Many common relationship complaints trace back to emotional literacy gaps:

  • Unequal division of household labor – Often stems from inability to recognize and discuss needs
  • Parenting conflicts – Result from different emotional awareness and modeling
  • Mental load imbalance – Occurs when one partner can’t track or manage emotional needs
  • Intimacy problems – Arise from inability to be vulnerable and emotionally present

Addressing these surface issues without tackling underlying emotional competence rarely creates lasting change.

Redefining Modern Masculinity

The solution isn’t to eliminate masculinity but to expand its definition. True strength includes:

  • Emotional courage – The bravery to be vulnerable
  • Self-awareness – Understanding your inner landscape
  • Empathy – Connecting with others’ experiences
  • Communication – Expressing needs and feelings clearly
  • Growth mindset – Willingness to learn and change

Men who develop these capacities aren’t less masculine—they’re more fully human. They become better partners, fathers, friends, and leaders.

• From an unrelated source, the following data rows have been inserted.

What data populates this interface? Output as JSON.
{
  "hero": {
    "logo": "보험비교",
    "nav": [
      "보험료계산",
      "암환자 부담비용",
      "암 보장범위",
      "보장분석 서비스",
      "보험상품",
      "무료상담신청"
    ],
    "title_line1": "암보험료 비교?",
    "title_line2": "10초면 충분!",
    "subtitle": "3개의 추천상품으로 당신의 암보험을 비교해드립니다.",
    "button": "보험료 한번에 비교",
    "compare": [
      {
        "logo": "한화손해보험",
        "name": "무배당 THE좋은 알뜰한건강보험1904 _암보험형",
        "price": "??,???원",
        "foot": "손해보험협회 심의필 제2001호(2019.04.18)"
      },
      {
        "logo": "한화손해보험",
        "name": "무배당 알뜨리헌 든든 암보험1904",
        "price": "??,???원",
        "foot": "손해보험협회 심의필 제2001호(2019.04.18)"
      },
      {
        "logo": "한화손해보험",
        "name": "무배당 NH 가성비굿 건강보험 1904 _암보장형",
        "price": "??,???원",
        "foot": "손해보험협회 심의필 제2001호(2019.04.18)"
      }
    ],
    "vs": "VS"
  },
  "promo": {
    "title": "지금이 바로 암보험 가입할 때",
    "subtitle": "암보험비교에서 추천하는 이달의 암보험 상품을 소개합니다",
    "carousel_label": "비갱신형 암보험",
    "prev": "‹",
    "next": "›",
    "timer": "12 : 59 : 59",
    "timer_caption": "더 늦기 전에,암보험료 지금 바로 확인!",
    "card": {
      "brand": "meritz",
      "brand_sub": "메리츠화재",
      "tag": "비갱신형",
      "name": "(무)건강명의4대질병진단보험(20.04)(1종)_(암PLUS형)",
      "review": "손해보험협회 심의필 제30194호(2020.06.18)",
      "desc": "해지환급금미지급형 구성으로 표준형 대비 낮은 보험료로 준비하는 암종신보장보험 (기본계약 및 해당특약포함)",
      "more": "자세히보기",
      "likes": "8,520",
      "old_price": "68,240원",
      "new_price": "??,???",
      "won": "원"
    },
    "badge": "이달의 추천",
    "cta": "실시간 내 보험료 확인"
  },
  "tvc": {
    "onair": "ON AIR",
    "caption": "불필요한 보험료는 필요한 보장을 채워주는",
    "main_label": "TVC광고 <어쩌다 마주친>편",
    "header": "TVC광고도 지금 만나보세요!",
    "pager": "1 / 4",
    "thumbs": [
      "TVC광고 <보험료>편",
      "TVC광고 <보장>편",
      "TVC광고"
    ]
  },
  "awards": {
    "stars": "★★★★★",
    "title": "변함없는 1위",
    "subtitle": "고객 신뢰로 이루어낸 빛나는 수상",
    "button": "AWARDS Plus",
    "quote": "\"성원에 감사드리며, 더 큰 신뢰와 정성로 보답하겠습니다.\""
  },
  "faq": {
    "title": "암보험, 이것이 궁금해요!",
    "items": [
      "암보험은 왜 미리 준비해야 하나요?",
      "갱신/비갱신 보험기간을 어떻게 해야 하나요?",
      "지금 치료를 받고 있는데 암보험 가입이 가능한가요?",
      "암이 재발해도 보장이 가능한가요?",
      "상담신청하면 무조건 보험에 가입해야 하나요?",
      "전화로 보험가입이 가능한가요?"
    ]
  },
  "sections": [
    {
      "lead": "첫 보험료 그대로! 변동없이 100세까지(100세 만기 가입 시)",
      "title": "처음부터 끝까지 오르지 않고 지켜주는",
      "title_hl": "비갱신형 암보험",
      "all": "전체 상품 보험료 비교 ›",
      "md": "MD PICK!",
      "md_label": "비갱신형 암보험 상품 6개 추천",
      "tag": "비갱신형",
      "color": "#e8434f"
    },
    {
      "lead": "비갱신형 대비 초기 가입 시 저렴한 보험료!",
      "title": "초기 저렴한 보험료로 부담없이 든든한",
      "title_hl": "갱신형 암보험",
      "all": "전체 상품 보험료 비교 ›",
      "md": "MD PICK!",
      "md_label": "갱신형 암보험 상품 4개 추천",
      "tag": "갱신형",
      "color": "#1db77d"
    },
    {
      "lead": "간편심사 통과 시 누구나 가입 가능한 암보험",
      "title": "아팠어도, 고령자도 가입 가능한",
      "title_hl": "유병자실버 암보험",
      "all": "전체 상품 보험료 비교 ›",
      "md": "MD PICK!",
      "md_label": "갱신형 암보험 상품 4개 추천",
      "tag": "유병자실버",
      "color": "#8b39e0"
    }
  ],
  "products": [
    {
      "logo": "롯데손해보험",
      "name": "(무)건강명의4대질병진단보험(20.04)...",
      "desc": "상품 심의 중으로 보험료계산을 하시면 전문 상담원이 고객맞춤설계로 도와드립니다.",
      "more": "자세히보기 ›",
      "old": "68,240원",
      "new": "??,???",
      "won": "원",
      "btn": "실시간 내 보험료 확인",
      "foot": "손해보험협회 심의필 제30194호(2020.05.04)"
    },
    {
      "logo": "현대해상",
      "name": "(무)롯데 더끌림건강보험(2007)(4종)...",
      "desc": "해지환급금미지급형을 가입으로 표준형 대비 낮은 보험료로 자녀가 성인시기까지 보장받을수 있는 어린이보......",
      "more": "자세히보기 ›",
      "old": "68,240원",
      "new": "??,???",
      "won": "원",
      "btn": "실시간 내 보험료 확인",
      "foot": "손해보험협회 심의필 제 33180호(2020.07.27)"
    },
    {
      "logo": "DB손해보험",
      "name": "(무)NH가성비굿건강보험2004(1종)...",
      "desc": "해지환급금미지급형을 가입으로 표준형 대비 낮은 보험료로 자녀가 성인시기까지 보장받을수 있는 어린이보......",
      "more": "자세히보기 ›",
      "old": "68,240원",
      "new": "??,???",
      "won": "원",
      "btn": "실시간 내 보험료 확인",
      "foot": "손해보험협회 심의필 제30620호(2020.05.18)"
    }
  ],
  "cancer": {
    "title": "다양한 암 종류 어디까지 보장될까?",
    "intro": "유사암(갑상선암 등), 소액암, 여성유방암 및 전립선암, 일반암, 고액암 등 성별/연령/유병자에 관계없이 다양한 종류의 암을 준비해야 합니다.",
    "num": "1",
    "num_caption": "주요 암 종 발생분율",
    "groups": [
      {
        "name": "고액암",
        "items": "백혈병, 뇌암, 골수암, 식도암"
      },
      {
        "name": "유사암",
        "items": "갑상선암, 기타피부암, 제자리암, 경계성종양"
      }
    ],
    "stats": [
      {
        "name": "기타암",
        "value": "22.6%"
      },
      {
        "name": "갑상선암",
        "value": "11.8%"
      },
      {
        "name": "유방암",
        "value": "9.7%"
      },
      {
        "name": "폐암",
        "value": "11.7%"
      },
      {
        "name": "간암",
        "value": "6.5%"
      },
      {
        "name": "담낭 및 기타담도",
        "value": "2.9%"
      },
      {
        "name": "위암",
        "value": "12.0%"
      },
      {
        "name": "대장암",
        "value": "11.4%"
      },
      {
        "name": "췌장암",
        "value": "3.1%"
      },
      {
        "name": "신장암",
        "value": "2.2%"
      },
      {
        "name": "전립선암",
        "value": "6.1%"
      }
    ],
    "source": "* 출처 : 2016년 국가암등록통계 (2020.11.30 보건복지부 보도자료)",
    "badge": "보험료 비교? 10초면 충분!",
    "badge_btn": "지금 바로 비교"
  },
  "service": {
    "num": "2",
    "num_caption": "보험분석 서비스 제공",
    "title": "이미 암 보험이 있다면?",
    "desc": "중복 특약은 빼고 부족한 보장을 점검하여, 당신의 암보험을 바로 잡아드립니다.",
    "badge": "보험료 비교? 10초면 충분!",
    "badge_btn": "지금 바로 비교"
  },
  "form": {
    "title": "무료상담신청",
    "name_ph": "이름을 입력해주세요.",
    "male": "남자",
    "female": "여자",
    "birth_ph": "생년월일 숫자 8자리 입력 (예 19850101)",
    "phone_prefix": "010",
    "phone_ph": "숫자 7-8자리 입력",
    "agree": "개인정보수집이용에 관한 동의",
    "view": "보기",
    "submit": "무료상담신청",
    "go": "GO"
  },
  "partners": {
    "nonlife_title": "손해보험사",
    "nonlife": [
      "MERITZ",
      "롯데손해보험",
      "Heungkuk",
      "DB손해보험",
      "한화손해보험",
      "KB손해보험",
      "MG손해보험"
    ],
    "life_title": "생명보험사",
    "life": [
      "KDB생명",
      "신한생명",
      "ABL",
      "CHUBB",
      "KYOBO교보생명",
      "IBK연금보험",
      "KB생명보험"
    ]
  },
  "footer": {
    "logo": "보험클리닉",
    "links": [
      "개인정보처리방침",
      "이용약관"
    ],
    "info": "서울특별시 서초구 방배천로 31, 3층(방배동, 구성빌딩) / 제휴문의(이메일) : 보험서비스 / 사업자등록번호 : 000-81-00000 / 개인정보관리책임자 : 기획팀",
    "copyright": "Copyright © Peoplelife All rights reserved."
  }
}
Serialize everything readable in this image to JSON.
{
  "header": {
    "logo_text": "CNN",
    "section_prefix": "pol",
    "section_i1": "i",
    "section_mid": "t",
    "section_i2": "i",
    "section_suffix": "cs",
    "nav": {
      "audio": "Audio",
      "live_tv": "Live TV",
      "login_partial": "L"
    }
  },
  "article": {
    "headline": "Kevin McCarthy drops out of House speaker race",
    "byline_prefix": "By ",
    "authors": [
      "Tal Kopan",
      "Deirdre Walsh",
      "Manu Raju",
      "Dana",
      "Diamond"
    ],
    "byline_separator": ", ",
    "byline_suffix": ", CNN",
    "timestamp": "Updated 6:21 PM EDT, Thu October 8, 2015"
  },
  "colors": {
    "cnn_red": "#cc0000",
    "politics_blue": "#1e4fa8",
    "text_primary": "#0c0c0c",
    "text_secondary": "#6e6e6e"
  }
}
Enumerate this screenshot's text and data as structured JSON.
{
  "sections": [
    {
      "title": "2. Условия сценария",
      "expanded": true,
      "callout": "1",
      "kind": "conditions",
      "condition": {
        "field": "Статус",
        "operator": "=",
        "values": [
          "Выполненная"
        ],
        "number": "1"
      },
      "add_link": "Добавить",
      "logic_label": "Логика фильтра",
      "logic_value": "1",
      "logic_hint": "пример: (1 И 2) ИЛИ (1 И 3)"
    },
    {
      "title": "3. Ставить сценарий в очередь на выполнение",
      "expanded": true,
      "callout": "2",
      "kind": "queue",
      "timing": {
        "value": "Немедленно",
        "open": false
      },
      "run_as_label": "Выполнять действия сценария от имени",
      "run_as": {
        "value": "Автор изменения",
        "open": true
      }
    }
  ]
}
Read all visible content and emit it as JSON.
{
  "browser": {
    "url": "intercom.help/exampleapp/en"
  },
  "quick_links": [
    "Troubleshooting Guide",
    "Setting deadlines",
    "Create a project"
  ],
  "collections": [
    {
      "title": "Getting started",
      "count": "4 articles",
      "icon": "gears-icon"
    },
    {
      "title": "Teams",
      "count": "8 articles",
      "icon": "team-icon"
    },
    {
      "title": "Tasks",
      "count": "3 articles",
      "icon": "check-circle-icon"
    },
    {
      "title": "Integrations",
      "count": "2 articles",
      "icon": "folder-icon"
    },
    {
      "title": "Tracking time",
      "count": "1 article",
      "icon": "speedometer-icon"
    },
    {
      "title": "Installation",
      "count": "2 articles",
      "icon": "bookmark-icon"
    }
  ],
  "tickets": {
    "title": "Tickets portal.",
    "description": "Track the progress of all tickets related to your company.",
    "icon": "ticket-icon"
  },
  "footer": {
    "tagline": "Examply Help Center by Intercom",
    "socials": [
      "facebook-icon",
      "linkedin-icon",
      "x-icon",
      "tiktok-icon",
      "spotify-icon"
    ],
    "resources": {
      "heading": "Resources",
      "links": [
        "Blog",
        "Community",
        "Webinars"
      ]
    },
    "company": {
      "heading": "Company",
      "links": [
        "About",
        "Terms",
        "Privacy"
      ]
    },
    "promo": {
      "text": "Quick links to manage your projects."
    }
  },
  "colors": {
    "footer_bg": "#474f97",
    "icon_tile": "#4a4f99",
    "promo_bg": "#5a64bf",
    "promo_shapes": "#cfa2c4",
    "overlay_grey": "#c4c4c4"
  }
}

The Future of Relationships

Healthy relationships require two people who can:

  • Identify and communicate their emotions
  • Take responsibility for their emotional regulation
  • Show up with empathy and curiosity
  • Navigate conflict constructively
  • Grow and evolve together

This future is possible, but only when we collectively challenge the limiting beliefs about masculinity and emotions that hold people back.

Taking Action

For Men:

  • Commit to emotional growth as a priority
  • Seek therapy or counseling
  • Practice vulnerability with trusted people
  • Challenge restrictive masculine norms
  • Model emotional health for younger generations

For Partners:

  • Set boundaries around emotional labor
  • Encourage (don’t manage) partner’s emotional growth
  • Seek support for your own needs
  • Consider whether the relationship serves you
  • Remember: you cannot do this work for someone else

For Parents:

  • Allow boys full emotional expression
  • Model healthy emotional communication
  • Teach emotional vocabulary from early childhood
  • Challenge gendered emotional expectations
  • Seek help when needed

Conclusion: The Stakes Are High

With 58% of men unable to express emotions freely, and marriage rates in decline, the cost of emotional illiteracy is clear. Relationships suffer, mental health deteriorates, and patterns repeat across generations.

But change is possible. As more men recognize emotional awareness as a strength rather than weakness, they open doors to deeper connection, better mental health, and more fulfilling relationships.

The question isn’t whether men can develop emotional intelligence—it’s whether they’re willing to do the work. For the sake of their relationships, their health, and their children, the answer needs to be yes.


Key Takeaway: Emotional literacy isn’t optional for healthy relationships—it’s essential. The 58% of men who struggle with emotional expression need support, education, and cultural permission to develop this crucial skill. The future of relationships depends on expanding our definition of masculinity to include emotional courage and vulnerability.